16 juin 2014 1 16 /06 /juin /2014 18:45

VallsSamedi dernier, notre nouveau Premier Ministre Manuel Valls a sévèrement mis en garde les socialistes lors du conseil national du PS sur les risques auxquels étaient confrontés la gauche et le pays : « La gauche peut mourir », « Elle n'a jamais été aussi faible dans l'histoire de la Vème République »,« Notre pays peut se défaire et se donner à Marine Le Pen ». Si toute la gauche peut s'accorder sur ces constats et ces risques, les divergences avec le diagnostic de leurs causes et les remèdes à lui apporter atteignent aujourd'hui un stade critique.

J'apporterai néanmoins un petit bémol à l'opération de communication politique du Premier Ministre en direction des militants socialistes : les européennes de 2014 – extrêmement graves – ne sont pas la pire des élections pour les forces de gauche depuis 1958. Le plus mauvais score de la gauche, coupable de n'avoir rien compris à Mai-68, ce sont les présidentielles de 1969 avec 32,22 % des suffrages exprimés. Par ailleurs, d'autres élections avec un plus fort taux de participation ont confronté la gauche à ses incohérences : les législatives de 1993 avec 38,63 % et plus encore les présidentielles de 2007 avec 36,44 %, notre candidate de l'époque particulièrement soutenue par le Premier Ministre d'aujourd'hui, nous promettant « d'autres victoires ». À la suite de chacune d'entre elles, le Parti Socialiste – sans aller à chaque fois jusqu'à la refondation de 1969-1971 – avait décidé de se ressourcer en réorientant son projet à gauche.

141051477La gravité de la situation de la gauche en 2014, c'est que la gauche, et plus particulièrement le Parti Socialiste qui en est encore la principale force, vient d'essuyer deux graves défaites consécutives et sans appel. Aux municipales, l'électorat de gauche – et notamment l'électorat socialiste (celui de François Hollande au premier tour) – a ostensiblement boudé les urnes, mettant en échec de nombreuses équipes municipales socialistes et ramenant le nombre de communes de plus 9 000 habitants dirigées par la gauche (toutes sensibilités confondues) au niveau de 1971, alors même que les sondages indiquaient à peine quelques semaines auparavant la popularité maintenue des maires de gauche. Aux élections européennes, le trait s'est amplifié aboutissant au plus bas score historique du PS, les électeurs socialistes déçus qui en 2009 avaient voté Europe Écologie désertant cette fois-ci le scrutin, le Front de Gauche ne tirant aucun profit des déconvenues socialistes et écologistes. Dans le Nord et le Nord-Est de la France, des électeurs socialistes ont franchi le cap en votant directement pour l'extrême droite (Vous pourrez retrouver ici des analyses détaillées des scrutins municipaux et européens, déjà mises en ligne sur ce blog).
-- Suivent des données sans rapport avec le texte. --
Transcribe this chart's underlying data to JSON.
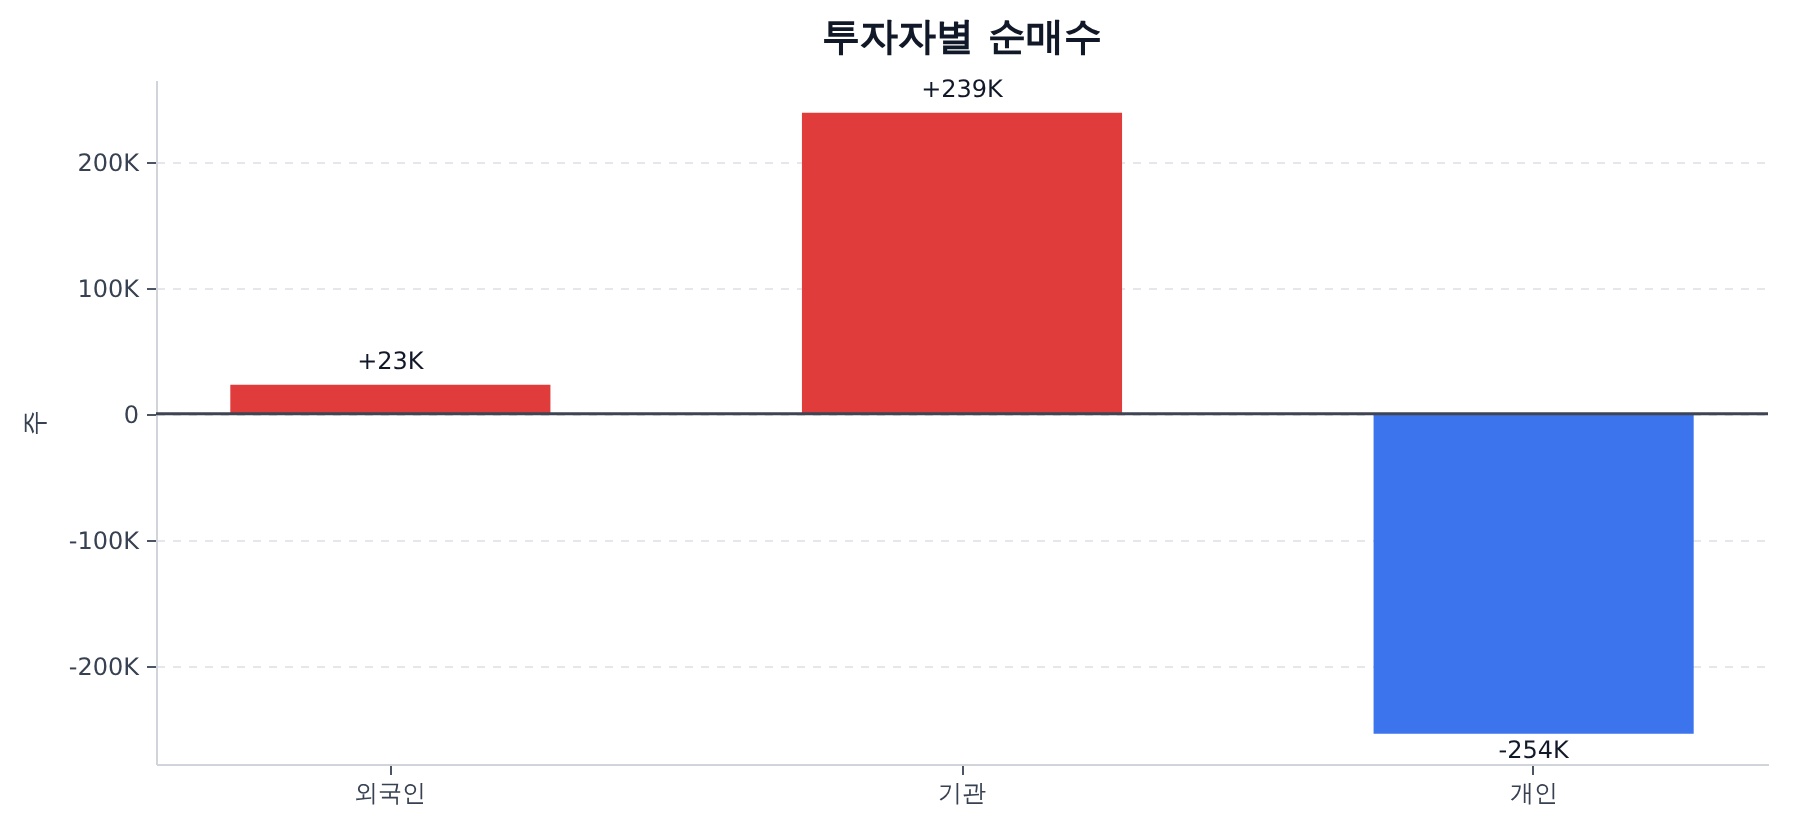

L'explication donnée par l'exécutif et ses principaux soutiens est non seulement insuffisante mais inexacte pour décrypter ces déroutes et justifier les choix qui ont été opérés après coup : les résultats de mars et de mai 2014 seraient la conséquence d'une accumulation de situations locales et du temps (trop long) que mettraient les réformes engagées à donner des résultats. Il conviendrait donc d'accélérer la mise en œuvre de la politique choisie.

Sur le premier argument, pas la peine d'y revenir trop longtemps : à défaut de pouvoir le mesurer dans les villes déjà dirigées par la droite, l'opinion était favorable aux municipalités de gauche et à la politique qu'elle menaient. Ce sont donc essentiellement des raisons d'ordre national qui ont justifiée la « vague blanche » dans l'électorat socialiste.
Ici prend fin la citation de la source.